Second Mental Disability Law Conference, University of Nottingham, 26-27 June 2018: Announcement and Call for Papers
Mental disability law (including both mental health law and mental capacity law) in the UK has come into its own in recent years, and there is now a wide range of researchers active in the field, in a variety of disciplines, along with people with lived experience.
This conference is sponsored jointly by the School of Law at the University of Nottingham, the Institute of Mental Health, and Making Waves and is endorsed by the Human Rights Law Centre of the University of Nottingham and the Society of Legal Scholars. The organizing committee is Peter Bartlett (University of Nottingham and Institute of Mental Health). Julie Gosling (Making Waves) Jill Stavert (Edinburgh Napier University) Amanda Keeling (University of Leeds), Lucy Series (Cardiff Law School) and Maria Walls (NUI Galway).
The conference will combine plenary and breakout sessions. Plenaries and confirmed speakers at this time include –
What do we Want from a New Mental Health Act?

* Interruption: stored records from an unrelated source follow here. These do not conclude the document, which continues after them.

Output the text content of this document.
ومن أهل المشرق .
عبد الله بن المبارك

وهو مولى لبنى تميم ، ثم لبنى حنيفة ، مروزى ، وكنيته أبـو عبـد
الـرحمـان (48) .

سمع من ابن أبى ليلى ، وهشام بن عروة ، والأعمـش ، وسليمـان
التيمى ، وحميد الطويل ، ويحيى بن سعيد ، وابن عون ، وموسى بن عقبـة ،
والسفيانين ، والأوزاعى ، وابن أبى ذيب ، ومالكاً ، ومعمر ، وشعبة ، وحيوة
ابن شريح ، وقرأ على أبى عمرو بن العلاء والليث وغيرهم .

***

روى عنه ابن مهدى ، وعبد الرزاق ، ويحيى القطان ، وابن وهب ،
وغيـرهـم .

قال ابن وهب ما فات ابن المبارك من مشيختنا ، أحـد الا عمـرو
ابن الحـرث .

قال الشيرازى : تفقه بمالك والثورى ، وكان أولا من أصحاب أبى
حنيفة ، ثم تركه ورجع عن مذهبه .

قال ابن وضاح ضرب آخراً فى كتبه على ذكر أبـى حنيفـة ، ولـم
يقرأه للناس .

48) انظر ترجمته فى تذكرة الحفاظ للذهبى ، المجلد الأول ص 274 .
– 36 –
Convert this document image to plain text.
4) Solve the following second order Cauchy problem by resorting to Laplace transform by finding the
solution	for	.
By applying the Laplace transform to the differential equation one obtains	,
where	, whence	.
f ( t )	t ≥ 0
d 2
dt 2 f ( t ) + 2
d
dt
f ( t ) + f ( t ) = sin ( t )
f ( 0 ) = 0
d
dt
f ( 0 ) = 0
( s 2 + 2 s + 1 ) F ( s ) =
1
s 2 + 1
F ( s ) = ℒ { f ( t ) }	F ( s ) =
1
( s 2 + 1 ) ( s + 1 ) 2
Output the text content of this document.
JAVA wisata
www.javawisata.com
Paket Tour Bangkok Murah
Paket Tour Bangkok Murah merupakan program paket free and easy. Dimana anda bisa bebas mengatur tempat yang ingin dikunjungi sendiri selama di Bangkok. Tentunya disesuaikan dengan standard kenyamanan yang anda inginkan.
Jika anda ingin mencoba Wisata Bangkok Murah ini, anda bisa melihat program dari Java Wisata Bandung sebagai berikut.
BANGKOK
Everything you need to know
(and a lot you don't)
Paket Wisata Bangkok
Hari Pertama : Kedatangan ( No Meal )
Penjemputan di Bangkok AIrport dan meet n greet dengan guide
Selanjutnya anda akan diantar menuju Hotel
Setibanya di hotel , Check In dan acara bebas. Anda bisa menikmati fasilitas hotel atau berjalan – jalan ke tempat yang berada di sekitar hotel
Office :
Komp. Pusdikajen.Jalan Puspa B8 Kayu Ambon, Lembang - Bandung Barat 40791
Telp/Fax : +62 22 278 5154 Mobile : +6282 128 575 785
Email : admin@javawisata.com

Simon Wessely, Chair of the Independent Review into the Mental Health Act
Diana Rose, Professor of User-Led Research, Institute of Psychiatry, King’s College London
Colin McKay, Chief Executive, Mental Welfare Commission for Scotland
The Effects of Austerity
Julie Gosling, Director, Making Waves
Iris Elliott, Head of Policy and Research, Mental Health Foundation
Paul Atkinson, Free Psychotherapy Network
UN Convention on the Rights of Persons with Disabilities: What is this ‘New Paradigm’?
Margret Osterfeld, Member (Germany), Subcommittee for the Prevention of Torture
Georg Hoyer, Member (Norway), European Committee for the Prevention of Torture
Dainius Puras, UN Special Rapporteur on the Right to Health
Eilionoir Flynn, Centre for Disability Law and Policy, NUI (Galway)
It is expected that half the presenters at plenary sessions will be people with lived experience of mental health/mental disability services. It is also hoped that at least one fifth of the delegates to the conference will have such lived experience.
The conference organisers invite offers of papers for the breakout sessions from scholars of any discipline relevant to law and governance relating to mental disability (including psychosocial disabilities/mental health problems, learning disabilities, and dementia and related disorders of old age). There is no restriction on methodology: papers may be empirical, policy-centred, historical, analytic, traditional legal, or theoretical, in approach.
A pre-conferences on 25 June will be held for student delegates and early career researchers. Details about the preconference are available from Amanda Keeling (firstname.lastname@example.org). Abstracts for the pre-conference are not required; students are encouraged to submit offers of papers for the main conference.
All attendees (including presenters in the breakout sessions) must register for the conference and pay the required attendance fee. Reduced rates are available for service users and student delegates.